AI Authorship Guidance
Authors should familiarise themselves with the current known risks of using AI models before using them in their manuscript. AI models have been known to plagiarise content and to create false content. As such, authors should carry out due diligence to ensure that any AI-generated content in their book is correct, appropriately referenced, and follow the standards as laid out in our Book Authors’ Code of Conduct.
AI-generated Images Policy
The fast-moving area of generative AI image creation has resulted in novel legal copyright and research integrity issues. As publishers, we strictly follow existing copyright law and best practices regarding publication ethics. While legal issues relating to AI-generated images and videos remain broadly unresolved, Springer Nature journals and books are unable to permit its use for publication.
Exceptions:
- Images/art obtained from agencies that we have contractual relationships with that have created images in a legally acceptable manner.
- Images and videos that are directly referenced in a piece that is specifically about AI and such cases will be reviewed on a case-by-case basis.
- The use of generative AI tools developed with specific sets of underlying scientific data that can be attributed, checked and verified for accuracy, provided that ethics, copyright and terms of use restrictions are adhered to.
* All exceptions must be labelled clearly as generated by AI within the image field.
As we expect things to develop rapidly in this field in the near future, we will review this policy regularly and adapt if necessary.

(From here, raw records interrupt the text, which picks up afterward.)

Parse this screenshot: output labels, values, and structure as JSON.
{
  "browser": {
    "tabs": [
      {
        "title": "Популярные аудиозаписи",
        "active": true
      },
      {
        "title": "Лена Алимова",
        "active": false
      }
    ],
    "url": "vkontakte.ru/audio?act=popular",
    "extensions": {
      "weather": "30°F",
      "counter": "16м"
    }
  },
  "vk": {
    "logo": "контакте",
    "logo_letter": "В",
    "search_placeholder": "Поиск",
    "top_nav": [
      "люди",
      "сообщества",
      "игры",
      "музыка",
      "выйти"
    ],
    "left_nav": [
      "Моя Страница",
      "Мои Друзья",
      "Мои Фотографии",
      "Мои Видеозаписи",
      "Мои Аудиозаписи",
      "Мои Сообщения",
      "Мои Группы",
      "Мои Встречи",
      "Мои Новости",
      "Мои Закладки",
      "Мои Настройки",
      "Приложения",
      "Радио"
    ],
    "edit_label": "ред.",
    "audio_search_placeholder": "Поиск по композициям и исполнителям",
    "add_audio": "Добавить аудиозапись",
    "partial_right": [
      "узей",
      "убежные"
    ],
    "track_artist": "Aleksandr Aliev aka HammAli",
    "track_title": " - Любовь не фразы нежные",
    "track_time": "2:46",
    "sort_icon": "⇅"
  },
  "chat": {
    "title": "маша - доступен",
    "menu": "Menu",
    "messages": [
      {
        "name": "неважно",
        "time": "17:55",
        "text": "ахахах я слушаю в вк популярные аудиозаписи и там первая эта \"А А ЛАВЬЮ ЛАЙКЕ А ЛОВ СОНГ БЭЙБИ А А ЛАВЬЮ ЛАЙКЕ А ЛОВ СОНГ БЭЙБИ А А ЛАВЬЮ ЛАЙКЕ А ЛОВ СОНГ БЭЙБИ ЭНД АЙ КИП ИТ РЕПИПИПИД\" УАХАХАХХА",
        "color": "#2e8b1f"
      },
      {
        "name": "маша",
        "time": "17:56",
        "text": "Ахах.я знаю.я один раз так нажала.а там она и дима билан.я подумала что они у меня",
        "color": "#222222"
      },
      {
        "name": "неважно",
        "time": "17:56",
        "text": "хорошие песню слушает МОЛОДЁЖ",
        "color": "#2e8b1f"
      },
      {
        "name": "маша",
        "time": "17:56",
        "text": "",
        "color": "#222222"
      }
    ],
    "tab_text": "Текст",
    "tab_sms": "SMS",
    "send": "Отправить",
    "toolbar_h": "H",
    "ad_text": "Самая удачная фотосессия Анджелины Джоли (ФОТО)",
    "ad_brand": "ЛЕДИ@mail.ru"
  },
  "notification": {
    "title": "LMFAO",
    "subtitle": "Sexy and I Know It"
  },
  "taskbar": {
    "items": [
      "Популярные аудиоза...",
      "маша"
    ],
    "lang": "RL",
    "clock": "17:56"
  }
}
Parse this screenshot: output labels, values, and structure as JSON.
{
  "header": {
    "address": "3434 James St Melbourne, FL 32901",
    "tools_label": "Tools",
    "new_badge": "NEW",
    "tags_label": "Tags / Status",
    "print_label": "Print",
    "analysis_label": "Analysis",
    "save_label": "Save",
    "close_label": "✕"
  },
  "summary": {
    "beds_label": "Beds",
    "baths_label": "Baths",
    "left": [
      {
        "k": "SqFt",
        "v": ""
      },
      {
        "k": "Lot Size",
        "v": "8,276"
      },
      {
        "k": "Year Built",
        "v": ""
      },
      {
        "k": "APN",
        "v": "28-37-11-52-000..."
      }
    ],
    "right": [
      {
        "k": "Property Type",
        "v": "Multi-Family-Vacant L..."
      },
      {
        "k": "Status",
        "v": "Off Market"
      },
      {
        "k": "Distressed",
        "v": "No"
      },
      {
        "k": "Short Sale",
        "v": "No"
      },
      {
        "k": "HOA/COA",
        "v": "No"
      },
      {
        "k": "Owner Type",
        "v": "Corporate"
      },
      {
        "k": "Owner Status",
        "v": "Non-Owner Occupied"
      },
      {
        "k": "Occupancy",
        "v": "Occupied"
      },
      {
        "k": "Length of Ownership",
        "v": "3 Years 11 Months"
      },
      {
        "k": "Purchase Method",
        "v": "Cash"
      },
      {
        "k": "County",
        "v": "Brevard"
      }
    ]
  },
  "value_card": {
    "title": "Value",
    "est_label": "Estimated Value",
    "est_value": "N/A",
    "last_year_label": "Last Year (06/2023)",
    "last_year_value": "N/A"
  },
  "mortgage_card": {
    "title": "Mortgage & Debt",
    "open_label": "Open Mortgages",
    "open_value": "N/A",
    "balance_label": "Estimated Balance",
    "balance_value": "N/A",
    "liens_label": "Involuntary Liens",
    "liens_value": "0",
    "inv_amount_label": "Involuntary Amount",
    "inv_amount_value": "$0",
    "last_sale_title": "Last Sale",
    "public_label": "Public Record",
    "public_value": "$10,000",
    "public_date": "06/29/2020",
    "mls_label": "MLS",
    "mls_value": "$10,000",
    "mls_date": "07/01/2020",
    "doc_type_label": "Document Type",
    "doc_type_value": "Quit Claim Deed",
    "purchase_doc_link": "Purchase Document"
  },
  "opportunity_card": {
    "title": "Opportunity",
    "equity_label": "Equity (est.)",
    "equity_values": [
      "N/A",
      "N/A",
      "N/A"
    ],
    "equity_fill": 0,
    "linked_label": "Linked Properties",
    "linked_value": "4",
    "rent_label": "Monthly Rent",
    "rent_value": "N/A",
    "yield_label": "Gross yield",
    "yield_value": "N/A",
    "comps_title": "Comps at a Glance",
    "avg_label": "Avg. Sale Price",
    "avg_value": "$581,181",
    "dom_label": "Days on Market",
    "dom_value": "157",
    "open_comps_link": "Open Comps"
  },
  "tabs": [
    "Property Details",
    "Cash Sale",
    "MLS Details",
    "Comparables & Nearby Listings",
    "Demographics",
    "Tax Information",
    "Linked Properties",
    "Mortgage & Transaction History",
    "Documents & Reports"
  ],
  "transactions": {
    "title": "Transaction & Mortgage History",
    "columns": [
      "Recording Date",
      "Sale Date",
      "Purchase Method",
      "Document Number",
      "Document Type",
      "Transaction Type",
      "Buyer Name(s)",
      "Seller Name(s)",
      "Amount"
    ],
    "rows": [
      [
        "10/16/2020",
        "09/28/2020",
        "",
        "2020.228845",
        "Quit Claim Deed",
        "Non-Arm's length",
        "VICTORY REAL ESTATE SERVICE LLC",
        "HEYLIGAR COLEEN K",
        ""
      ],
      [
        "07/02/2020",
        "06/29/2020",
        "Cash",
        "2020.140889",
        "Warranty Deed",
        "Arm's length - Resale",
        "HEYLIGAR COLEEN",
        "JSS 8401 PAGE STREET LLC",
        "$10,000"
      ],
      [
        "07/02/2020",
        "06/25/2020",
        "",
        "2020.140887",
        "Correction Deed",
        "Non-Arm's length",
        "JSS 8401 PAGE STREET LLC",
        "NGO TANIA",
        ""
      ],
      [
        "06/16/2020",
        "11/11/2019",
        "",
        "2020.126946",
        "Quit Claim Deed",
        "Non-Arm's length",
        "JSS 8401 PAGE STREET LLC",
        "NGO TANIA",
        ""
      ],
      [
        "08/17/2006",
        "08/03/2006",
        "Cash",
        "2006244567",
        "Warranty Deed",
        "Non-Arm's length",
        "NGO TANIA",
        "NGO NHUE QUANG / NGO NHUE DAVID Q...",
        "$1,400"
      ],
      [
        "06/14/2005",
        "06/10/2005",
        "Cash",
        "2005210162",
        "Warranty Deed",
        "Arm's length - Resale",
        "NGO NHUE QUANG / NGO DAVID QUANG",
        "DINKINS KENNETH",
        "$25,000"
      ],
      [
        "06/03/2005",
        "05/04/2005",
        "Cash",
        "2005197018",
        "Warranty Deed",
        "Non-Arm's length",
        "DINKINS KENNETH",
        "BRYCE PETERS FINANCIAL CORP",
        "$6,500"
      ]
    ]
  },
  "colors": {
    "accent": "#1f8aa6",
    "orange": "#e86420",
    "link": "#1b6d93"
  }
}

Note: Examples of image types covered by this policy include: video and animation, including video stills; photography; illustration such as scientific diagrams, photo-illustrations and other collages, and editorial illustrations such as drawings, cartoons or other 2D or 3D visual representations. Not included in this policy are text-based and numerical display items, such as: tables, flow charts and other simple graphs that do not contain images. Please note that not all AI tools are generative. The use of non-generative machine learning tools to manipulate, combine or enhance existing images or figures should be disclosed in the relevant caption upon submission to allow a case-by-case review.
AI-generated Images Guidance
For more information on the inclusion of third party content (i.e. any work that you have not created yourself and which you have reproduced or adapted from other sources) please see Rights, Permissions, Third Party Distribution.
Author’s kit – Instructions and Templates
Papers must be formatted using the Springer LNICST Authors’ Kit.
Instructions and templates are available from Springer’s LNICST homepage:
Please make sure that your paper adheres to the format as specified in the instructions and templates.
When uploading the camera-ready copy of your paper, please be sure to upload both:
- a PDF copy of your paper formatted according to the above templates, and
- an archive in .ZIP file, containing LaTeX or Word source material prepared according to the above guidelines.